Last year I posted our amazing Whole 30 pulled pork recipe complete with Whole 30 north carolina sauce (click here to go to that recipe).  The majority of the time this is served over mashed sweet potato with a side of coleslaw (also an easy Whole 30 recipe).  We tried out a new slaw recipe last night that pairs equally well.  Personally I like to eat this as a tower or all mixed together in a bowl, but I know many people do not like their food to touch 😉


1 cup red wine vinegar

2 tsp. whole mustard seed

1 red onion, sliced thin

6 cherry peppers, diced or sliced thin

1 cup + 2 tbl. mayonnaise (made from canola oil, olive oil, grapeseed oil, etc)

1 cup + 2 tbl.
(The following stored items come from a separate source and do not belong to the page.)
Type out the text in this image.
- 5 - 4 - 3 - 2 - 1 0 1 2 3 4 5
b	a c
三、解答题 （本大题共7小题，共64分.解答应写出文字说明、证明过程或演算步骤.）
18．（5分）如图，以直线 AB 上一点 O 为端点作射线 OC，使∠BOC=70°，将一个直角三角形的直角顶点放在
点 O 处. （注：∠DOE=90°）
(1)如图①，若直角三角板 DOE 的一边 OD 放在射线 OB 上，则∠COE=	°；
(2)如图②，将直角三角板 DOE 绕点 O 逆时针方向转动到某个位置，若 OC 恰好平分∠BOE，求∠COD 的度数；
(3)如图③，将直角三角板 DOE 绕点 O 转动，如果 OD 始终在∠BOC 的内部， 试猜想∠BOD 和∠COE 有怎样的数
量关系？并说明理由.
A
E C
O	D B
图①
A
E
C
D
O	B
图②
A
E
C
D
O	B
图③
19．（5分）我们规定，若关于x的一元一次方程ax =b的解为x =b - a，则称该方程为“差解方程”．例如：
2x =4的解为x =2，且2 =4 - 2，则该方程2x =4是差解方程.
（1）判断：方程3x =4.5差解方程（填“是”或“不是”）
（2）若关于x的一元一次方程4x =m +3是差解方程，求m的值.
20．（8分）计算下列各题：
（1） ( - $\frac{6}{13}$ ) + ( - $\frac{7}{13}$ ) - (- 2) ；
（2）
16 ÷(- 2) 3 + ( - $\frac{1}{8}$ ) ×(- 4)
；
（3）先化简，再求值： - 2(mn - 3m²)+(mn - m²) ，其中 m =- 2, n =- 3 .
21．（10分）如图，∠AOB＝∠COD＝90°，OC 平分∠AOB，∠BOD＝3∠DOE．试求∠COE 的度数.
French’s natural yellow mustard (you can probably use another brand, just read the ingredient list)

1/4 + 1/8 tsp. cayenne pepper

1 head cabbage, shredded

1-2 cups shredded carrot

Kosher salt


Whole 30 pickled mustard slaw over north carolina pulled pork and mashed sweet potato

Whole 30 pickled mustard slaw over north carolina pulled pork and mashed sweet potato


Combine vinegar, mustard seed, and 1 tbl. salt in a large bowl and microwave at least 2 minutes until the mixture is steaming and the salt is dissolved.  Add onion and cherry peppers to the bowl and let sit for 20 minutes to pickle.  In a very large bowl stir together mayonnaise, mustard, and cayenne.  Toss the mixture with cabbage and carrot.  Season to taste with salt and pepper.  Add the pickled onion and cherry pepper and 1/2 cup of the pickling liquid and toss to combine.  Add more pickling liquid if desired.